"La plupart des observateurs vous diront que ce n'est pas possible. Mais moi j'étais, je suis, et je demeure confiant. (...) Je crois qu'il existe un chemin" pour que les partenaires sociaux "se mettent d'accord" mardi, a affirmé le Premier ministre en marge d'un déplacement au salon des nouvelles technologies VivaTech.
Le défi est de taille: le "conclave" doit s'accorder pour rendre moins impopulaire la réforme des retraites Borne de 2023 portant progressivement l'âge légal de départ à la retraite de 62 à 64 ans. Et si possible en rééquilibrant le système des retraites, qui, sans contre-mesure, plongerait dans un déficit chiffré à 6,6 milliards d'euros en 2030, selon la projection du Conseil d'orientation des retraites (COR) dans son rapport annuel adopté jeudi.

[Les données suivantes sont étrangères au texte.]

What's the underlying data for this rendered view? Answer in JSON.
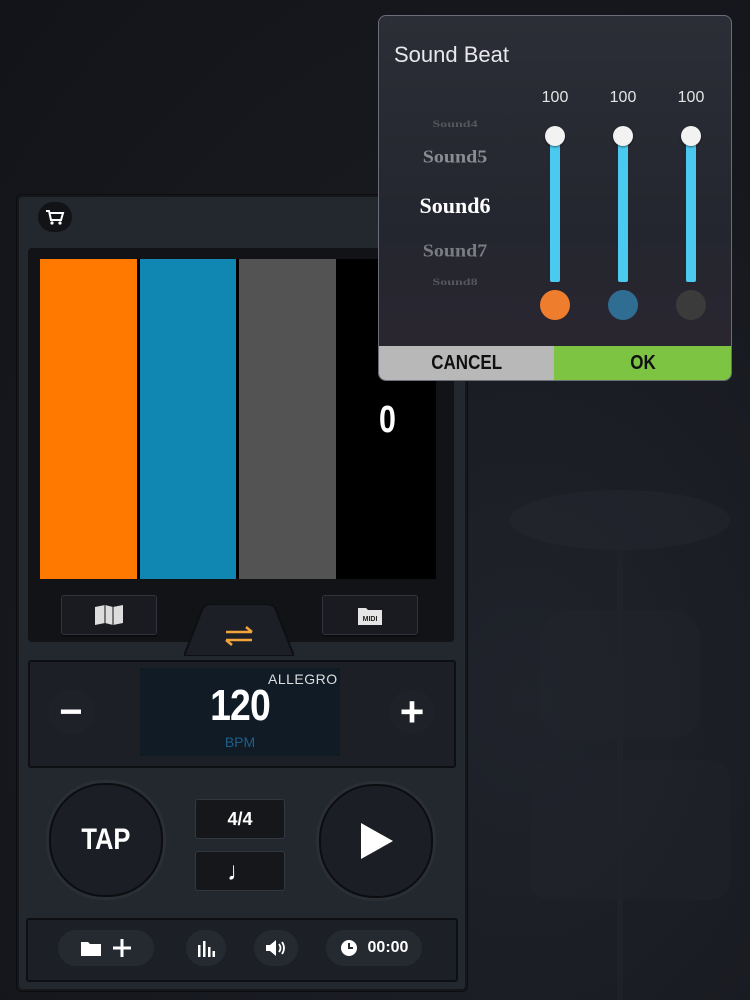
{
  "dialog": {
    "title": "Sound Beat",
    "sounds": [
      "Sound4",
      "Sound5",
      "Sound6",
      "Sound7",
      "Sound8"
    ],
    "selected_sound": "Sound6",
    "volumes": [
      "100",
      "100",
      "100"
    ],
    "beat_colors": [
      "#ee7d2e",
      "#2f6e92",
      "#3b3b3b"
    ],
    "cancel_label": "CANCEL",
    "ok_label": "OK"
  },
  "metronome": {
    "beat_colors": [
      "#ff7800",
      "#0f87b2",
      "#535353",
      "#000000"
    ],
    "beat_count": "0",
    "midi_label": "MIDI",
    "tempo_name": "ALLEGRO",
    "bpm": "120",
    "bpm_label": "BPM",
    "minus_label": "−",
    "plus_label": "+",
    "tap_label": "TAP",
    "time_signature": "4/4",
    "note_value": "♩",
    "timer": "00:00"
  },
  "accent_color": "#f2a33a"
}
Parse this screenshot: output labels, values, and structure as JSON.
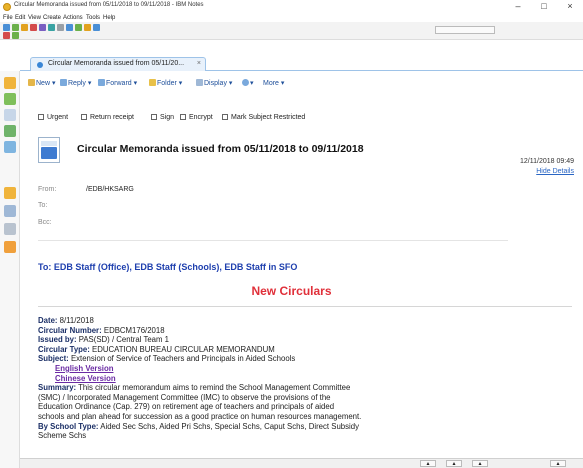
{
  "window": {
    "title": "Circular Memoranda issued from 05/11/2018 to 09/11/2018 - IBM Notes",
    "controls": {
      "minimize": "–",
      "maximize": "□",
      "close": "×"
    }
  },
  "menu": [
    "File",
    "Edit",
    "View",
    "Create",
    "Actions",
    "Tools",
    "Help"
  ],
  "tab": {
    "label": "Circular Memoranda issued from 05/11/20...",
    "close": "×"
  },
  "actions": {
    "new": "New",
    "reply": "Reply",
    "forward": "Forward",
    "folder": "Folder",
    "display": "Display",
    "more": "More"
  },
  "options": [
    "Urgent",
    "Return receipt",
    "Sign",
    "Encrypt",
    "Mark Subject Restricted"
  ],
  "message": {
    "subject": "Circular Memoranda issued from 05/11/2018 to 09/11/2018",
    "timestamp": "12/11/2018 09:49",
    "hide_details": "Hide Details",
    "from_label": "From:",
    "from_value": "/EDB/HKSARG",
    "to_label": "To:",
    "bcc_label": "Bcc:",
    "to_line": "To: EDB Staff (Office), EDB Staff (Schools), EDB Staff in SFO",
    "heading": "New Circulars"
  },
  "circular": {
    "date_label": "Date:",
    "date_value": "8/11/2018",
    "number_label": "Circular Number:",
    "number_value": "EDBCM176/2018",
    "issued_label": "Issued by:",
    "issued_value": "PAS(SD) / Central Team 1",
    "type_label": "Circular Type:",
    "type_value": "EDUCATION BUREAU CIRCULAR MEMORANDUM",
    "subject_label": "Subject:",
    "subject_value": "Extension of Service of Teachers and Principals in Aided Schools",
    "english_link": "English Version",
    "chinese_link": "Chinese Version",
    "summary_label": "Summary:",
    "summary_line1": "This circular memorandum aims to remind the School Management Committee",
    "summary_line2": "(SMC) / Incorporated Management Committee (IMC) to observe the provisions of the",
    "summary_line3": "Education Ordinance (Cap. 279) on retirement age of teachers and principals of aided",
    "summary_line4": "schools and plan ahead for succession as a good practice on human resources management.",
    "school_type_label": "By School Type:",
    "school_type_value": "Aided Sec Schs, Aided Pri Schs, Special Schs, Caput Schs, Direct Subsidy",
    "school_type_value2": "Scheme Schs"
  },
  "colors": {
    "link_blue": "#1e3fae",
    "heading_red": "#e0303a",
    "visited_link": "#6a2ba3",
    "label_navy": "#1b2f66"
  }
}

Si un accord était trouvé, François Bayrou s'est engagé à le présenter devant le Parlement.
Difficile toutefois de préjuger de ce que donnera la réunion finale: les ressentis différaient jeudi chez les participants encore présents (CFDT, CFTC, CFE-CGC côté syndical, Medef et CPME côté patronal), à l'issue de l'avant-dernière séance de travail.
Chaud et froid
Christelle Thieffinne, représentante de la CFE-CGC, a résumé le chaud et le froid soufflant lors de ce processus entré dans son quatrième mois.
La syndicaliste a commencé par dire que "ça peut aller vite", pour un accord. "Si à un moment donné, il y en a qui lâchent et puis alors on commence à discuter sur ce qui reste".
Mais cette responsable syndicale a ajouté dans la phrase suivante: "la question, c'est toujours la même: est-ce que tous ceux qui sont dans la salle veulent un accord ?".
Pascale Coton, négociatrice de la CFTC, enfonce le clou: "il faut se poser la question, si on est cinq à signer, c'est un vrai engagement; si nous ne sommes que trois à signer (les syndicats), ça ne serait déjà pas du tout la même chose".
La pique vise moins, du côté patronal, la CPME (petites et moyennes entreprises), qui propose toujours des aménagements, que le Medef. La principale organisation patronale est longtemps restée énigmatique sur ses intentions avant d'abattre ses cartes mardi, à une semaine de la clôture du processus lancé en début d'année par François Bayrou après un compromis noué avec les socialistes pour éviter une censure du gouvernement.
"Une blessure"
Le Medef refuse ainsi de toucher au départ à la retraite de 64 ans. Mais se dit prêt à des avancées en termes de pénibilité et de carrière des femmes ayant eu des enfants.
"Tout le monde a compris que l'âge de la retraite à 64 ans, c'était acquis", a même affirmé jeudi Eric Chevée, pour la CPME. Avant d'ajouter, "enfin, non, tant qu'une négociation n'est pas finie...".
Cependant, pour Yvan Ricordeau, négociateur pour la CFDT, "on n'est pas proche d'un accord", notamment parce qu'il n'y a pas eu de "bougé sur l'âge" - une diminution - mercredi et jeudi.
Christelle Thieffinne, représentante de la CFE-CGC, a elle dressé le "constat" que l'âge de la retraite à 64 ans ne serait sans doute pas remis en cause au "conclave". "Ce sera toujours le sujet, une blessure, le conflit de la réforme de la retraite n'est pas clos, ça se fera dans un autre temps", a-t-elle déroulé.
La séance de jeudi a principalement porté sur la pénibilité et l'usure au travail, là où les contreparties du patronat sont attendues face à un âge de départ qui resterait inchangé. "La partie patronale est prête à les reconnaître et en faire la traçabilité, alors qu'avant ils nous disaient que c'était compliqué", a résumé Christelle Thieffinne.
Mais la proposition formulée jeudi par la CPME, autour d'une visite médicale à 59 ans, déterminant "aménagement de fin de carrière, retraite progressive, temps partiel, etc", ne "coche pas toutes les cases" pour la CFDT, rend "inquiète" la CFTC et présente encore des "blocages" pour la CFE-CGC.